Some kids are just bright and gifted.  Inheritance, genetics has a great deal to do with a child’s life.  I don’t deny that. 

But I am avowing to you that whether that child is a cannibal or a goose-stepping Nazi, whether the child is a Shintoist or a Buddhist, whether that child speaks Chinese or English is according to its upbringing, to its instruction, to its training. 

And how infinitely sweet and precious and holy and heavenly is the opportunity to take the child, and to bring the youngster up in the paideia and the nouthesia of the Lord, in the training and instruction and counseling and admonition of the Lord Jesus.  The repercussion in the life in a Christian is precious and heavenly. 

I listened to woman, appointed as a missionary, and she said, “I am not going to the foreign field.  My mother is going.  My father is going.  My pastor is going.  And my Sunday School teacher is going.”  That was one of the most precious ways of saying that I ever listened to. 

And in her upbringing, father and mother taught her in the love of the Lord and in a missionary love.  Pastor preached it.  And the Sunday School teacher taught it.  And [she] volunteered and now was appointed to go out as God’s emissary. 
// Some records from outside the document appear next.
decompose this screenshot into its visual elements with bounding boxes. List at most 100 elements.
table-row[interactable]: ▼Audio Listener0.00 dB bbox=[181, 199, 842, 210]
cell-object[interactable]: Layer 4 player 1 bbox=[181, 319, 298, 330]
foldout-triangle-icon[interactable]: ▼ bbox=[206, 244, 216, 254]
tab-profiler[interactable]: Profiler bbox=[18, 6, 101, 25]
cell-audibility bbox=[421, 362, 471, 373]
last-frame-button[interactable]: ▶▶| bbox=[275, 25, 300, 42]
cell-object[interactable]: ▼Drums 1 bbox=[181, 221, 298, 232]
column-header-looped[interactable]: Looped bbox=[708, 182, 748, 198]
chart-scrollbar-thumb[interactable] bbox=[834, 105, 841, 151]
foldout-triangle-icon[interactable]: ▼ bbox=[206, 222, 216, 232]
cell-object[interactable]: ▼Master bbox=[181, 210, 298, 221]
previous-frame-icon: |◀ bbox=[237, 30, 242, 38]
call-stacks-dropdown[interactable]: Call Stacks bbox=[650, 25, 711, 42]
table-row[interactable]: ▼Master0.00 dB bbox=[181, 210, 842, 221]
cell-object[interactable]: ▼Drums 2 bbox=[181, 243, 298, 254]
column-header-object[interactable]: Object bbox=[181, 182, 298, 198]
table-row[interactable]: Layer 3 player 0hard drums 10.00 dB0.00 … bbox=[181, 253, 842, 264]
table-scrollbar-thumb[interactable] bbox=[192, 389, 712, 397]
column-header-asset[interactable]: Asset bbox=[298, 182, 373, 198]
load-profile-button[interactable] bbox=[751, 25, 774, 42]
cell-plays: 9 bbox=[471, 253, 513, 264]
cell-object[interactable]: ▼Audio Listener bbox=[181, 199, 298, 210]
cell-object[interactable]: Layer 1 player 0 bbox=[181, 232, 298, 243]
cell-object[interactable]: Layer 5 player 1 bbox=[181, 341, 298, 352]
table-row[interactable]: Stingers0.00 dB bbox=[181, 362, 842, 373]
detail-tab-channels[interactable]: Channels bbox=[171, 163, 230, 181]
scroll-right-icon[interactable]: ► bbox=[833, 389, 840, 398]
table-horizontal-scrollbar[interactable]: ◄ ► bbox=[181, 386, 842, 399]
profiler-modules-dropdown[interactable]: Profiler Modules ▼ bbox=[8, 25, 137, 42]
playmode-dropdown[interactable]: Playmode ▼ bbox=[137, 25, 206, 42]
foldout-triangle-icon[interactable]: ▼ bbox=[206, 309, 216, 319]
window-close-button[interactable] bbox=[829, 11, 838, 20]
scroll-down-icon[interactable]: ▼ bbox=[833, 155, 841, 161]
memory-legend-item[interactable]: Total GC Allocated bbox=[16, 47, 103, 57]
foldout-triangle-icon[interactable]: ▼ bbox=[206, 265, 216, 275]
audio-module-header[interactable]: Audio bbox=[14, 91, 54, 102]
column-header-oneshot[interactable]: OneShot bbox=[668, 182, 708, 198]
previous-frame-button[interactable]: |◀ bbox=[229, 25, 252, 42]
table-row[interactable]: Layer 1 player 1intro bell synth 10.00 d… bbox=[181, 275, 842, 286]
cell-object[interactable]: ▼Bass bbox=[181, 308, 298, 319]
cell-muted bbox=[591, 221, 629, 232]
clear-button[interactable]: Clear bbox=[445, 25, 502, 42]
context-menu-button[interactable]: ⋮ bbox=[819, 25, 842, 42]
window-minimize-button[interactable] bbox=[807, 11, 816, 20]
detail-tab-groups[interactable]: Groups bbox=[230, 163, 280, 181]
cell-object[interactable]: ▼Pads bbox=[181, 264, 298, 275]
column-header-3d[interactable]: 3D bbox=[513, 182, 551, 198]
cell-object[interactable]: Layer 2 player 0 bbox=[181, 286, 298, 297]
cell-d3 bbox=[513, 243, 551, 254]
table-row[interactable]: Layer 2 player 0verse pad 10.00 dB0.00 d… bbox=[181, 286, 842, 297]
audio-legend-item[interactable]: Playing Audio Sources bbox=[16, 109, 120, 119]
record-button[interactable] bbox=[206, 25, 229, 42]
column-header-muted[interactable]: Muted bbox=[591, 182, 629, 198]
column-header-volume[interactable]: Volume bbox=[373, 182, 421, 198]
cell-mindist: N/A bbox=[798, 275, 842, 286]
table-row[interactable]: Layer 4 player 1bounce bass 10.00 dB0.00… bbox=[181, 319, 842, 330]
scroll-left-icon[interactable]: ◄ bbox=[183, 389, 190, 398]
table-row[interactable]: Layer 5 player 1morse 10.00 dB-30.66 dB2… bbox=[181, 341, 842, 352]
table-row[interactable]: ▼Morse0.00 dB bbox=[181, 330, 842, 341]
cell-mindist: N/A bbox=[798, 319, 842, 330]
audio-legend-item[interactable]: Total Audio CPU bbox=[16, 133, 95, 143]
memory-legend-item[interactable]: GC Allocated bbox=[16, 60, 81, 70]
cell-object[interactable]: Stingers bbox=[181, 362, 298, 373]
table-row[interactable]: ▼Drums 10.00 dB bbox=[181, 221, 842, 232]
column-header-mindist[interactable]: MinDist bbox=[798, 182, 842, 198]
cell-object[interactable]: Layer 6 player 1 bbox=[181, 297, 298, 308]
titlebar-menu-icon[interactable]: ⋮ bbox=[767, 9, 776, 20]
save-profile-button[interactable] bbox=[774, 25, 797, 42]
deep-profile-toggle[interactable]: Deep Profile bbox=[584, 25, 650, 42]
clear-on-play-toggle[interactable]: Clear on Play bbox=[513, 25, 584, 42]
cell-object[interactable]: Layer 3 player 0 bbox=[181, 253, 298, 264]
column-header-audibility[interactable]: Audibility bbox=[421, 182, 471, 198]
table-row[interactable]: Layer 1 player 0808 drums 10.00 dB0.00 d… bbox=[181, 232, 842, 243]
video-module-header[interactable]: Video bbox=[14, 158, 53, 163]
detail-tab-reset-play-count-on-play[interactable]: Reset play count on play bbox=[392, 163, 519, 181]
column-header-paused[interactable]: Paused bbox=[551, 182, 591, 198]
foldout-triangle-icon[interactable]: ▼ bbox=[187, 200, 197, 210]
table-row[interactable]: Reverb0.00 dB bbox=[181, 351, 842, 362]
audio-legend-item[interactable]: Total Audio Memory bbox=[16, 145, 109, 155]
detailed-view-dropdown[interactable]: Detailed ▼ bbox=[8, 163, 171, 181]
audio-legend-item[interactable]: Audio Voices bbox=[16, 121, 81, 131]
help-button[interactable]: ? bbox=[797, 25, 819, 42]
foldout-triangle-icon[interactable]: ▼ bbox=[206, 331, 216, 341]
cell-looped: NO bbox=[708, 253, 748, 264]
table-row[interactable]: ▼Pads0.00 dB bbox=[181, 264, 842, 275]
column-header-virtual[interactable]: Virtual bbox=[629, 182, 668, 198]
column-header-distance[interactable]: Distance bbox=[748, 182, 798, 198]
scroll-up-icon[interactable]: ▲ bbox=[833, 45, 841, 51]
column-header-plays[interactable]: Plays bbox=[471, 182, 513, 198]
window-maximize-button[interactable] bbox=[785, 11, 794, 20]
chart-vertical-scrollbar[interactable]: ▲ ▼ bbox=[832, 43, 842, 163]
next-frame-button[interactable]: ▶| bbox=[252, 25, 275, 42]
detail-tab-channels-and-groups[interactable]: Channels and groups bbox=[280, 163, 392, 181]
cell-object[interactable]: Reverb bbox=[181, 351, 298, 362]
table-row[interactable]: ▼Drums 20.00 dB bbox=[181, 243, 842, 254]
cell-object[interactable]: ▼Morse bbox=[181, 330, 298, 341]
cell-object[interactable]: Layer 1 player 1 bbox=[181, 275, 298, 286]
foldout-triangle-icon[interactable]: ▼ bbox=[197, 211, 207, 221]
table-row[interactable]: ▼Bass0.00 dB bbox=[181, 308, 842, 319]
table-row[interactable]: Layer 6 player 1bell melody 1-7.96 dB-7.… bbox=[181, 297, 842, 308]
She was the product of the father, and the mother, and the pastor, and the Sunday School teacher who framed her heart and guided her life.  And now she was going as God’s plenipotentiary.           

I was reading in the life of Mabie, his autobiography.  He was the great, distinguished executive secretary of the American Board of Foreign Missions, belonging to the Northern Baptist Convention, the American Baptist convention.  In these years past, he was a tremendous missionary statesman. 
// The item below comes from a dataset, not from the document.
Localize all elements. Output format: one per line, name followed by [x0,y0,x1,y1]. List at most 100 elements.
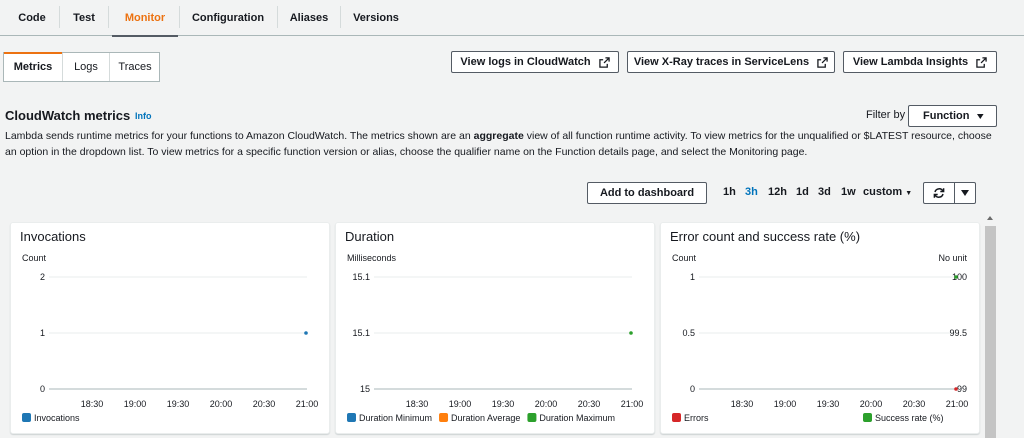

He said that when he was four years old, now you think of that, when he was four years of age, his mother took him to a missionary meeting.  And he sat there by the side of his mother, a little boy of four years of age. 

He said he could not understand what the return[ing] missionary was talking about. He couldn’t even understand the language used by the missionary. 

But he said as he sat there by the side of his mother the missionary said something that greatly moved his mother.  And he said he saw his mother take off the gold ring from her finger and give it to missions. 

And he said, “That stayed with me all through the years of my life.” 

That was his introduction to world citizenship and to world missions and to world evangelism.  Four years of age, watching his mother take off her golden ring and give it for the evangelization of the whole world. 

That’s children, that’s childhood.  These are our richest endowments.  These are our treasures from heaven.  And these are our people tomorrow, our preachers and our deacons and our Sunday School teachers and our redeemed church that praises God. 

They are the church tomorrow.  And if we do good today, we will have great preachers and deacons and Sunday School teachers and churches tomorrow.  This is God’s assignment and God’s mandate for us.